I was walking on an elevated berm 300 feet south of the wetland corridor and about 30 feet above a putrid creek dense with brush, trash, and trees (not a pretty sight), when I noticed an old SUV meandering slowly along a rough track.  My first thought was hunters; I had noticed shotgun shells littering the ground.

The SUV stopped in a open spot and a man and woman got out, walked around as if looking for something.  The woman came back to the vehicle and placed a hand weapon on the back seat.  They're looking for a place to shoot, I thought.  Time to announce my presence.

"Hi there," I called out. "Just wanted to let you know I'm up here."
"We're not shooting," the woman said.
"What kind of birds are you looking for," said the man.
"Anything with feathers.  Have a nice day," I replied and walked quickly back to the wetland area.

On a previous visit one of the workman told me that illegal hunting was a problem in the area.

Before the distraction I had just watched an Osprey, clutching a fish in his talons, land in a tree (top photo - the Osprey is the little center dot in the dead tree), and prior to the Osprey sighting observed a Canyon Towhee (first time sighting), similar to the California Towhee, scratching in leaf litter.

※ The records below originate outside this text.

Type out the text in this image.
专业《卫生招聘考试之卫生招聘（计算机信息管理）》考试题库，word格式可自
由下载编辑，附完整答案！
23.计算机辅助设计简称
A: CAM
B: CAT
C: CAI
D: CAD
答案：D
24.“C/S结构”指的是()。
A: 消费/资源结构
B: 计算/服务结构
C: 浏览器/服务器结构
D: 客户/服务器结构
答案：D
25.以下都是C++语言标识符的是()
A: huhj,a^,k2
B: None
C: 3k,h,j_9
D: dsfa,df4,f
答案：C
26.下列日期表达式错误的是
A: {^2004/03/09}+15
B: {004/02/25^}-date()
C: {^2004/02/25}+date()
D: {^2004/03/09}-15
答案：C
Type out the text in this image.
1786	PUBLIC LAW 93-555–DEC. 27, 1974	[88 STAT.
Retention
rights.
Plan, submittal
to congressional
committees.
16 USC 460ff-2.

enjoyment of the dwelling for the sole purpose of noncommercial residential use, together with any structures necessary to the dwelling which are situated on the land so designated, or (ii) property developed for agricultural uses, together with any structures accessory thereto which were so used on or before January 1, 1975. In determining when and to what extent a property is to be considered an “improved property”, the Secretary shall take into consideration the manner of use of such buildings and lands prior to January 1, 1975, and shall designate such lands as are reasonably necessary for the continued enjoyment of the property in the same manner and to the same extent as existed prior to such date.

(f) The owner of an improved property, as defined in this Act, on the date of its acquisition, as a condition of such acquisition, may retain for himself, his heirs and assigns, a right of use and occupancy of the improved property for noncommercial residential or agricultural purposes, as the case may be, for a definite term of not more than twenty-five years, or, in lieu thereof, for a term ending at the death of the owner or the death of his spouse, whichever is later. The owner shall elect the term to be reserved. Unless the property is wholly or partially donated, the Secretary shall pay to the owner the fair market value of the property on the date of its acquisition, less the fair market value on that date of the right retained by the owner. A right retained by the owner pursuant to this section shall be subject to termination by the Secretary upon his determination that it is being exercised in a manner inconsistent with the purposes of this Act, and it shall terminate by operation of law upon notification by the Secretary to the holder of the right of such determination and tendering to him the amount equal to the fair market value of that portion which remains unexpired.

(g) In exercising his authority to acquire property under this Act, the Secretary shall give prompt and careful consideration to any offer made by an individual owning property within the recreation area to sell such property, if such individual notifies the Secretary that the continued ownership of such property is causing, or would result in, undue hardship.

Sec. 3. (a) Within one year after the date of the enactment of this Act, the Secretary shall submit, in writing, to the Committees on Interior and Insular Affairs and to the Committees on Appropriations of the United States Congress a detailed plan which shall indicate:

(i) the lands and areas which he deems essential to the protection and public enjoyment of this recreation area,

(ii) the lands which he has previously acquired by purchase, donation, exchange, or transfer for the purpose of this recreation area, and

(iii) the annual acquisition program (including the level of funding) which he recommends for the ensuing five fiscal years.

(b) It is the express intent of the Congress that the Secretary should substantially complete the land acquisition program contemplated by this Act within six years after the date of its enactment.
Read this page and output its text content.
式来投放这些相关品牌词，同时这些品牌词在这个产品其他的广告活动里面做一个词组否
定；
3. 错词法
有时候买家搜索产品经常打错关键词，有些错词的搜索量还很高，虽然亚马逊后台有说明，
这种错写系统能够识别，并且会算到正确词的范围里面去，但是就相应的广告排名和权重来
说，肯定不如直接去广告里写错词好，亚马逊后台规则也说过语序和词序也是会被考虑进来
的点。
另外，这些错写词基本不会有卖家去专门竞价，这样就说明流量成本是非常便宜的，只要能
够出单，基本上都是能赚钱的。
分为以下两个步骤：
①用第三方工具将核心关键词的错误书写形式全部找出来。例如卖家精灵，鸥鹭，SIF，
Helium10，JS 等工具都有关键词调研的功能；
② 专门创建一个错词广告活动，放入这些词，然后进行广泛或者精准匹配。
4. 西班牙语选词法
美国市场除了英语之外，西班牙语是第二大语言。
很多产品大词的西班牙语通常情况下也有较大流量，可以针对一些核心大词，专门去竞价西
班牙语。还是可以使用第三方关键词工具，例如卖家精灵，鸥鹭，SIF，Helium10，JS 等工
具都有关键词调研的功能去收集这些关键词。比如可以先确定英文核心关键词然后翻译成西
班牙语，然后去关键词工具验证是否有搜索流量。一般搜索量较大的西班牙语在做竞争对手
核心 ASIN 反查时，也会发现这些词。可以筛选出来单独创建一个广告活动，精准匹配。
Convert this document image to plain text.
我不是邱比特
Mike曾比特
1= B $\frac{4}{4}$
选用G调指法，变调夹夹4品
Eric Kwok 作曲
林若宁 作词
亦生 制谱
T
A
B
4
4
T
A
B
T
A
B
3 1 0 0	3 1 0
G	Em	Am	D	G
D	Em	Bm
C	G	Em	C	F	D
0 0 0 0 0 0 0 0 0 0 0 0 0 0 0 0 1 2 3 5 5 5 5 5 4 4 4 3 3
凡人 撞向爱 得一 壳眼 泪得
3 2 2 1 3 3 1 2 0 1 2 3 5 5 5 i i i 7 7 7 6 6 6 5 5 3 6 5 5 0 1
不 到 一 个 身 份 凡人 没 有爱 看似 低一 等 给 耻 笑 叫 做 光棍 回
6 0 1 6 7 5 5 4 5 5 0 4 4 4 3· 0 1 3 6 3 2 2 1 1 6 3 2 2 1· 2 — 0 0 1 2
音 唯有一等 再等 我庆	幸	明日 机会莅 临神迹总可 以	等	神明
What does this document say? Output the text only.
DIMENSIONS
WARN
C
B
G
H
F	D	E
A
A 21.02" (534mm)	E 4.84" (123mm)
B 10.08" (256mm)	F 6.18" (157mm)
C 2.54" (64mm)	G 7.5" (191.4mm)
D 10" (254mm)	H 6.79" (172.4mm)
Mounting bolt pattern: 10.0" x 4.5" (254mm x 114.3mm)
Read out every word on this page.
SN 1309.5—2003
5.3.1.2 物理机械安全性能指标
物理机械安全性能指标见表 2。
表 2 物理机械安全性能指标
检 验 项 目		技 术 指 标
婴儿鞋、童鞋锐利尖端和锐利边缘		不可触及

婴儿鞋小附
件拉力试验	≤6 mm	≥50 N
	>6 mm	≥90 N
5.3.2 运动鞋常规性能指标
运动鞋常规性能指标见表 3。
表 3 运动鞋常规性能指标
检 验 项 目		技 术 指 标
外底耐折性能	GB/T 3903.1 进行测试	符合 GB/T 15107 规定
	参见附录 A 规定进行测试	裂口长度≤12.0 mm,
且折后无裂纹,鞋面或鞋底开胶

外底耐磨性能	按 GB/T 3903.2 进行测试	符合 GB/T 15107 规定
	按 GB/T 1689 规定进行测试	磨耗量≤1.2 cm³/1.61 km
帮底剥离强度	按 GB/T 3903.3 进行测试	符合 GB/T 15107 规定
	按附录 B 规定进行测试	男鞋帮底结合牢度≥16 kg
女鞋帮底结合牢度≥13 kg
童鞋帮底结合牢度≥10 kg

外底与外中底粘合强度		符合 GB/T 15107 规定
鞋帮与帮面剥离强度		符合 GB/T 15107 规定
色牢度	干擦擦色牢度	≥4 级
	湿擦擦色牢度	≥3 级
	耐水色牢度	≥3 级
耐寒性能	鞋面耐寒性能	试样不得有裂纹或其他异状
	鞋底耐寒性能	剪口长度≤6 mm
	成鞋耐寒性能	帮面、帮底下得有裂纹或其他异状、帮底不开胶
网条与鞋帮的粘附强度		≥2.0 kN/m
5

Saw many great and a few memorable birds.  The most memorable were an Abert's Towhee and a soaring Black Vulture.  Yellow-headed, Tricolored, and Red-winged Blackbirds were in the thousands.  Sora and Moorhen were numerous, here and there clusters of Cinnamon Teal (photo  sleeping Cinnamon Teal). Total Species seen 74.
Great-tailed Grackle were doing their boisterous best to impress the ladies.   Fencing can be very useful to birds.  The Grackle, a large blackbird, is posturing while Great Blue Heron appears to be using the fence for spotting something to eat. Twice I had seen, the usually secretive, Green Heron,  perched on the fence.
   Posturing is part of the male Grackle's breeding rĂ©pertoire. 
What I find most amazing about the Tres Rios Reclaimed Water Project is how it has transformed a dessicated area of the Arizona desert into a haven for birds.